Sharps Pixley looks to Chinese demand pickup to reverse gold price fall
Despite figures from the World Gold Council showing high demand in 2012 for gold, more recent data points to a correction in the price, but precious metals broker Sharps Pixley believes demand will rebound after the Chinese New Year.
How was gold in 2012?
The World Gold Council (WGC) released its full year 2012 report on the gold demand trend. While overall volume was down 4 percent from 2011 at 4,405.5 tonnes, the total annual value reached an all-time high of $236.4bn.
In particular, consumer sentiment in India towards gold remained strong despite its government’s effort to reduce gold demand while Chinese investment demand surged 24% in Q4 versus Q3. The WGC expects that the demand in China and India will rise over 11% in 2013. The central banks’ net gold purchases have reached the highest level in almost 50 years, a jump of 17% or 534.6 tons in their reserves.
What happened to gold recently?
Year-to-date, gold performed the worst among the precious metals, falling 2%.
Expectations of faster economic growth in the G2 countries and the aversion of major financial disasters have reduced the safe-haven demand for gold, pushing people to load up on risky assets such as equities and increase their bets on other commodities.
The US unemployment claims last week fell 27,000 to 341,000, which was lower than Bloomberg‘s lowest forecast. China’s GDP will comfortably exceed 8% this year. The dollar rose against the euro as the euro-area contracted 0.6% in Q4 last year and the ECB expects zero growth in 2013.
The CFTC data ending 5 February show that traders have cut their bets on higher gold prices by 56% since last October. The volume of gold-backed ETPs has declined 0.9% this year.

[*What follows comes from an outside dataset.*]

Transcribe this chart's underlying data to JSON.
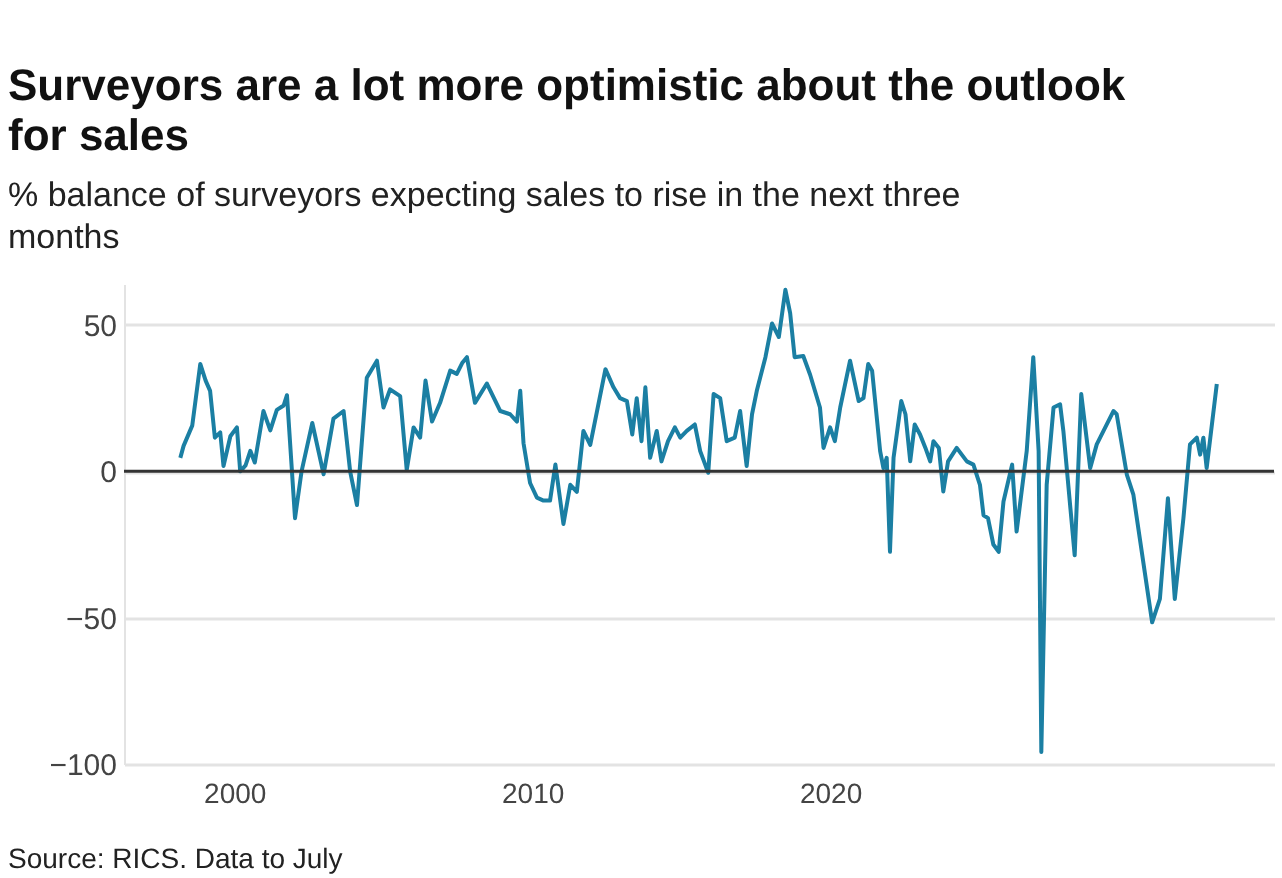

Big gold investor George Soros cut his holdings in GLD ETFs by 56% in Q4 while Moore Capital liquidated all its GLD ETFs. The saving grace will be a pick-up in the Chinese physical demand after the Lunar New Year holiday.
Data to watch
Important events to monitor will include the G20 meeting this Friday and Saturday, the ECB President Speech in Russia on 15 February, the January FOMC meeting minutes and the US January housing starts on 20 February, the ‘flash” PMI in the E17 and the US on 21 February, and Germany’s February IFO business climate index on 22 February.